Brigitte Zieger
Artsite plasticienne
EYE DUST
Il ne s'agit pas de dessin au sens classique, cela serait trop simple, mais bien plutôt d'un geste, puisque ces dessins sont réalisés avec de l'ombre à paupière. La poudre scintillante est d'ailleurs déposée par un geste doux et féminin de "maquillage" sur la feuille de papier.
Ces dessins pourraient même être qualifiés d'anti-dessins. D'abord parce qu'ils érigent en sujet, en motif, la disparition même. Ensuite parce que leur technique précise et minutieuse ne correspond en rien à ce qui leur reste de sujet, nouant avec celui-ci, qui ne dure qu'un temps infinitésimal (celui d'une explosion), une relation paradoxale. Une explosion ne peut être dessinée sur le vif. Ces dessins recèlent donc en eux-même le filtre qui a permis de les produire : les médias. De fait, plus ou moins reconnaissables, ces explosions ne sont pas "sans histoire".
Mais chaque explosion est isolée de son contexte, ainsi le phénomène d'abord physique devient objet et forme. Les thèmes de la mort et de la destruction sont masqués par le plaisir formel, et, disons-le, par leur très réjouissante esthétique. C'est beau, très beau même. Du beau travail et de très belles formes. Obtenues par une technique qui n'est pourtant que précise et ne concède en rien à quelque effet esthétisant. Parfaitement décoratives néanmoins. Dangereusement décoratives. A la fois scintillement joyeux, attirant, et débris littéraux de métaux désintégrés, les paillettes indexent cet autre paradoxe constitutif de la série.

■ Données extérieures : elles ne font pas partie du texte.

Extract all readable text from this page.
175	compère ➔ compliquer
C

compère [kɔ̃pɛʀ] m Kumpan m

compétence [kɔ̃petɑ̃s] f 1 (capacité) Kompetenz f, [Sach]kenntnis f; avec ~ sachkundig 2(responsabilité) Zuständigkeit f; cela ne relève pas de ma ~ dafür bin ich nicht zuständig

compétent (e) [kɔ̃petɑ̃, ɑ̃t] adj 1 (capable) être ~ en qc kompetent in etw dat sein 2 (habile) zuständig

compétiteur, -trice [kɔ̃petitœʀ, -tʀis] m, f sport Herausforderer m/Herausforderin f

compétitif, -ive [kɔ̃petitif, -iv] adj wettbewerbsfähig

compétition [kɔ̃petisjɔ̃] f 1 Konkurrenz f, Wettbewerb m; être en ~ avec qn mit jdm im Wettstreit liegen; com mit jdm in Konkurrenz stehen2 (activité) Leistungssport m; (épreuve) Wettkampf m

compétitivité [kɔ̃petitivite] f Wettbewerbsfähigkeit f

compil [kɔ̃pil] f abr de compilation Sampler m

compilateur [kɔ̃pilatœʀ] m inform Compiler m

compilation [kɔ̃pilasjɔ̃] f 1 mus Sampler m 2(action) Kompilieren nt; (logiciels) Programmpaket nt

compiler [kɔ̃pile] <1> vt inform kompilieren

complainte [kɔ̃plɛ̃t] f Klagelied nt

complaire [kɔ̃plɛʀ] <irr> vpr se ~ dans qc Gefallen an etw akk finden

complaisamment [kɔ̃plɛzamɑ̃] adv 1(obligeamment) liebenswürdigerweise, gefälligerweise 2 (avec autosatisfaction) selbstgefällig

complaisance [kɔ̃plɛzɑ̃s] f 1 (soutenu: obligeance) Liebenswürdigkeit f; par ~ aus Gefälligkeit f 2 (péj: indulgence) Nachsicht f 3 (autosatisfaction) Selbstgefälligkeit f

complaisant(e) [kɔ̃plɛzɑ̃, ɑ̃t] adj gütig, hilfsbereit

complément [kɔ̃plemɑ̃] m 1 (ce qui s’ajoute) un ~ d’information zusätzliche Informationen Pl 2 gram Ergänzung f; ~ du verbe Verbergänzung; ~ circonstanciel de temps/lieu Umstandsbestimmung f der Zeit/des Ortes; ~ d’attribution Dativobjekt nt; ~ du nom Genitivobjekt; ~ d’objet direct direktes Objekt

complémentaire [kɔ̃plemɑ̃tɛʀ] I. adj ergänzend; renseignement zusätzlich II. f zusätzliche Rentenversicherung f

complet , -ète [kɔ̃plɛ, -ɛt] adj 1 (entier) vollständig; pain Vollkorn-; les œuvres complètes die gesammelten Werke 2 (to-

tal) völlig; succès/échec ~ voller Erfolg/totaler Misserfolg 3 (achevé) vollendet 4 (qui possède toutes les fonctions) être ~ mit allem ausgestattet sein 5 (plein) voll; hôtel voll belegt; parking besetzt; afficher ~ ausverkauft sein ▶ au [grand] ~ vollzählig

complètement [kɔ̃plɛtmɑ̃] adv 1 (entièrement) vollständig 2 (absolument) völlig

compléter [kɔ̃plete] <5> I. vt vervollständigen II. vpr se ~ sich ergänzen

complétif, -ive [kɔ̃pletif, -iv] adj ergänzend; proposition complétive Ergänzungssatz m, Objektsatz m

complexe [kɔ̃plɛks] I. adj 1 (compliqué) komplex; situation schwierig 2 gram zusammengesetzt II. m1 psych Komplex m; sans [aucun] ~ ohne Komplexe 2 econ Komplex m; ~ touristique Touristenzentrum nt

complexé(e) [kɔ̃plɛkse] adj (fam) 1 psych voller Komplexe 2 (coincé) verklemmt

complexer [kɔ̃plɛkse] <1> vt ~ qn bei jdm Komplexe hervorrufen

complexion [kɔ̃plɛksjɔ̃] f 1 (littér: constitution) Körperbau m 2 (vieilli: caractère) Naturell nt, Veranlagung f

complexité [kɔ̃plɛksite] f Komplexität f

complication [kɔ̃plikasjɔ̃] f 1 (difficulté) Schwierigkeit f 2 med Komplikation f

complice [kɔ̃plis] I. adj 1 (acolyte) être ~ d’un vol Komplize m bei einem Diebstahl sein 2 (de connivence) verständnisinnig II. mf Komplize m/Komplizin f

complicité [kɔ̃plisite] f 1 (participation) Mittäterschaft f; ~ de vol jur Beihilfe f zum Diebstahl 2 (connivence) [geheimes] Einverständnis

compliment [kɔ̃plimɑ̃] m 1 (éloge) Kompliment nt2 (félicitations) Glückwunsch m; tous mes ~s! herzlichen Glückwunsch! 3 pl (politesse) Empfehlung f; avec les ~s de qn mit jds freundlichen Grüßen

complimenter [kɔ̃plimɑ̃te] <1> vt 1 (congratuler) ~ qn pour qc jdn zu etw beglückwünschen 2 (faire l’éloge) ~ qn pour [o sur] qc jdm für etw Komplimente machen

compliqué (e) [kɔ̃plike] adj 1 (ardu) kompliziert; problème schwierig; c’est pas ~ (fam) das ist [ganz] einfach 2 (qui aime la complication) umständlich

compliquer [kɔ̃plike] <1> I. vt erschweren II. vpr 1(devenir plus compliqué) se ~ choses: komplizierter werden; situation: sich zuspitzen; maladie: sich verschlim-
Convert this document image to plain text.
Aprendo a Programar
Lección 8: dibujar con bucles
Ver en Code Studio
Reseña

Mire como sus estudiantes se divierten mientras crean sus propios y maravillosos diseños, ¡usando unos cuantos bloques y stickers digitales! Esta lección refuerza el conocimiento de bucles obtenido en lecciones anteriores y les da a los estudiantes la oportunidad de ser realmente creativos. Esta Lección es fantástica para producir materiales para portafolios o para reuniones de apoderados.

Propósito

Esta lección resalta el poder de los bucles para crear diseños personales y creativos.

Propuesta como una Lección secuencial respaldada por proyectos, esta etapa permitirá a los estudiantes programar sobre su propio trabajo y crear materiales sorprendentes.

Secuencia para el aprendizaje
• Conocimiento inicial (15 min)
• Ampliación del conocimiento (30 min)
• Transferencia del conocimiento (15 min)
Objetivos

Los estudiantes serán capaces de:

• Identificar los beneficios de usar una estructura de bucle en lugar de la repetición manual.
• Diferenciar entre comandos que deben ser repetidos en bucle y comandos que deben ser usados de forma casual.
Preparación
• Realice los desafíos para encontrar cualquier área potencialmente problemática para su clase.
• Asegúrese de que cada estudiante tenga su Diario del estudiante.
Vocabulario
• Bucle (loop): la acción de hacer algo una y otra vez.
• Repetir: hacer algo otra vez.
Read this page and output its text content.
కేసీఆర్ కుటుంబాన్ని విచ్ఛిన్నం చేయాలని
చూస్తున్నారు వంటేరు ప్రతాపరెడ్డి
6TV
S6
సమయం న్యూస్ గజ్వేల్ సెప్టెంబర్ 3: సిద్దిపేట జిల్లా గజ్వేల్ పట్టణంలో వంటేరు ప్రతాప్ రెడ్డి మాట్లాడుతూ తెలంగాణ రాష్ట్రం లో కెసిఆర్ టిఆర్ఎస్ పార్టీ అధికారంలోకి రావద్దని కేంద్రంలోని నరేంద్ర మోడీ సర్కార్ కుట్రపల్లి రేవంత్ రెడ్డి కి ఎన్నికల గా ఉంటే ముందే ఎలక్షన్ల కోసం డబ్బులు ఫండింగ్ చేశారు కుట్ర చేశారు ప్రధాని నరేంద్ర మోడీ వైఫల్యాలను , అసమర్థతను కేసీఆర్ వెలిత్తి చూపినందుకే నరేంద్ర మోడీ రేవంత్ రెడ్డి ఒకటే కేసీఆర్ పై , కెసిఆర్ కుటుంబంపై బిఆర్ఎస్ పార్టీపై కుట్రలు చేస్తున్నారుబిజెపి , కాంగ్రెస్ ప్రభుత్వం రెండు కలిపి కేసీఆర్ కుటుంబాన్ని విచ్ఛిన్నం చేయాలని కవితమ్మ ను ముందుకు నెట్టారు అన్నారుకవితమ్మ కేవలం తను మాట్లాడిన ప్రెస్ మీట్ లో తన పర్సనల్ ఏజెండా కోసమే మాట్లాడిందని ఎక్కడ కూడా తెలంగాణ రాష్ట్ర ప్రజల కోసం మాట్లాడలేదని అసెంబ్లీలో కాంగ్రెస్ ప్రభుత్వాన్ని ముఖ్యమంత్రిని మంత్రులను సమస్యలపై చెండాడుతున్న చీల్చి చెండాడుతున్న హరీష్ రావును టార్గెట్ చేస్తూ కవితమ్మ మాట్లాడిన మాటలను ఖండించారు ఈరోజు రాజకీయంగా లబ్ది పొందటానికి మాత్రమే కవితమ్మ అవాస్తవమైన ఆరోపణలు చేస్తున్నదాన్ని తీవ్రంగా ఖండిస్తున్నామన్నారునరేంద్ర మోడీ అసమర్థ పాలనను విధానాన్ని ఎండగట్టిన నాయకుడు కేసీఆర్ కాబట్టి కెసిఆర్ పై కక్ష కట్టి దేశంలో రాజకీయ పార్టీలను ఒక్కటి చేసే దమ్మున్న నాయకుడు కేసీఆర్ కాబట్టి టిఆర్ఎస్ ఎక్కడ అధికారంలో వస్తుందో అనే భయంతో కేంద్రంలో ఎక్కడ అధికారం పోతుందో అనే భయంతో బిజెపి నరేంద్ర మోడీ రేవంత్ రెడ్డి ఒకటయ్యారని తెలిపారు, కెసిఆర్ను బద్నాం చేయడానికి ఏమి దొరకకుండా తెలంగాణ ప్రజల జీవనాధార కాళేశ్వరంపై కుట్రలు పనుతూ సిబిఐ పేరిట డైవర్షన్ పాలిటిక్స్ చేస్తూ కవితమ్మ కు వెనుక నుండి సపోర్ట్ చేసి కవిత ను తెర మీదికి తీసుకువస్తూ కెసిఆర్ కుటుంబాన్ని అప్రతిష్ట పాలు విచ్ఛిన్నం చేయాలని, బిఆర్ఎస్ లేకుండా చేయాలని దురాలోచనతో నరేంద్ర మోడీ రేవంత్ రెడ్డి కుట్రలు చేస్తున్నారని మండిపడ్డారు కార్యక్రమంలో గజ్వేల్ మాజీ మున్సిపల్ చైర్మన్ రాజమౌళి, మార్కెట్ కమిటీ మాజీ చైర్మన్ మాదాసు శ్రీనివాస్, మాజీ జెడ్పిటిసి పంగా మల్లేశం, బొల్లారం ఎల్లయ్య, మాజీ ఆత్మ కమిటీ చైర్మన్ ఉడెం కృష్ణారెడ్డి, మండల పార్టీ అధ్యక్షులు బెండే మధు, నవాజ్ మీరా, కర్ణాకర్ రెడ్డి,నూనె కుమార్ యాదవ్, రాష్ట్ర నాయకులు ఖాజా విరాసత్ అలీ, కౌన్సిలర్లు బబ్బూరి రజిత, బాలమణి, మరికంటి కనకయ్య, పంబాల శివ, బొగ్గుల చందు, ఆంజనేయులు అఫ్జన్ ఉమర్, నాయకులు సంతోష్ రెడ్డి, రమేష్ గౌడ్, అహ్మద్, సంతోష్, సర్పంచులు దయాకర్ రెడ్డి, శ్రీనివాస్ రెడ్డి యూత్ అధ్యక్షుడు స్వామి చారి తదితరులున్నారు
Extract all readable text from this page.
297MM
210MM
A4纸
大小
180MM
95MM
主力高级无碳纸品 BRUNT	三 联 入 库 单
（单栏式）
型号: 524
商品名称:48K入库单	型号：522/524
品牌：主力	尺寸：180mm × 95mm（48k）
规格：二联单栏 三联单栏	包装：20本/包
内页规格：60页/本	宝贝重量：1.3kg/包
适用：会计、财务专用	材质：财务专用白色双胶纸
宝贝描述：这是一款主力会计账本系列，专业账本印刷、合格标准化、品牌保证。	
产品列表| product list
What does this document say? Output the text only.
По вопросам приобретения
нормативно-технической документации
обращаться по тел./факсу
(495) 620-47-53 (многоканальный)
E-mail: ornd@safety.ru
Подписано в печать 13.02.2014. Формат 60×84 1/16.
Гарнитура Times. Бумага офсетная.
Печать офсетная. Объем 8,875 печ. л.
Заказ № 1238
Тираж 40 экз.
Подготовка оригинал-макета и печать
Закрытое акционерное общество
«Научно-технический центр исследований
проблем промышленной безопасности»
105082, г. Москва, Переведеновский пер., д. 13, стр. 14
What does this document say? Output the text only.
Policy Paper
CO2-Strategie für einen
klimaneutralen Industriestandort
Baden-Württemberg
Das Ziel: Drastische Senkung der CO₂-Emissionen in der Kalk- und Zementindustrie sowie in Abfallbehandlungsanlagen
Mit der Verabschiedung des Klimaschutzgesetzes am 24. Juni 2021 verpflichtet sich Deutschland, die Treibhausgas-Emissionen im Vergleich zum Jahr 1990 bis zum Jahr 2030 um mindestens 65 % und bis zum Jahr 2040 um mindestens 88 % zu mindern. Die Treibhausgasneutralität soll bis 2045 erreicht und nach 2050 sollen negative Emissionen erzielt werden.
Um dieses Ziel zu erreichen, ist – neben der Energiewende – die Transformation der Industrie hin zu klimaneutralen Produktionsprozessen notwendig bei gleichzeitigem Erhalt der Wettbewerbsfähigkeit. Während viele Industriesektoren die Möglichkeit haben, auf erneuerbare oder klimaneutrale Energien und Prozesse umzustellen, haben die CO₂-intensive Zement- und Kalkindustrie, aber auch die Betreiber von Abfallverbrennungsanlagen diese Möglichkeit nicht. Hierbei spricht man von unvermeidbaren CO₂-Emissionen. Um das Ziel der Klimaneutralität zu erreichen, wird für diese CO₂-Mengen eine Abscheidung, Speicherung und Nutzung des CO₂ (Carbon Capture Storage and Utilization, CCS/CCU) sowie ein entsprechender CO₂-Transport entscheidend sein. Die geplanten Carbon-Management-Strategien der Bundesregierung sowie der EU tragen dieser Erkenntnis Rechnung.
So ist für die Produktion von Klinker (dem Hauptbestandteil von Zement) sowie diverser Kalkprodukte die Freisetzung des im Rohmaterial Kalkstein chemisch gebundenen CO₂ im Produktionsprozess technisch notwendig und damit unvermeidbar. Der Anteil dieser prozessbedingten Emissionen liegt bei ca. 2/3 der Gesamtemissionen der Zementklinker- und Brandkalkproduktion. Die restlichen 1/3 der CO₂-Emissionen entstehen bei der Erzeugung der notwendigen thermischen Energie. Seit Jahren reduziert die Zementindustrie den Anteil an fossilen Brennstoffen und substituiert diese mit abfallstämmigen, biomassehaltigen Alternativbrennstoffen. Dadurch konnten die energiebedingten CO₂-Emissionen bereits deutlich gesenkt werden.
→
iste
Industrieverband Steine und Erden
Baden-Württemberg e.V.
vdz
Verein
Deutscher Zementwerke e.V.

C'est que la représentation du monde à partir de la presse ou d'internet rend compte d'un société qui s'est habituée à un décor visuel fait de tragique, de guerre et de catastrophe, et de fait l'a accepté comme son psycho-environnement naturel. Ce que Brigitte Zieger met en crise dans son travail, est bien cette société du spectacle de la mort. Loin d'être anodins sous des dehors attrayants (mais on se doute au premier coup d'oeil que l'on ne s'en sortira pas indemne), ces "arrêts sur image" interpellent ainsi en nous une certaine cécité.
Mais la sémantique de cette série est plus riche encore. Une connaissance des autres prestations de Brigitte Zieger nous laisse supposer qu'une lecture plus intime, relative à la carrière et au rôle de l'artiste, et de l'artiste femme évidemment, au vu de la technique utilisée, est aussi en jeu. C'est du maquillage qui est utilisé. Un truc de fille, donc, pour dessiner un monde fabriqué par les garçons, dans lequel violence et destruction règnent à satiété.
Ces oeuvres interrogent ainsi, à un niveau plus intimement politique, ce qu'une oeuvre, ce qu'un dessin accroché sur un mur (leur mode d'accrochage reste parfaitement et fort pertinemment visible), peut encore. A quoi, et qui, il sert...
Car l'artiste lui-même, le premier, est fasciné par les formes. Brigitte Zieger qui manifestement les maîtrise parfaitement nous en dit le danger. C'est beau, alors attention.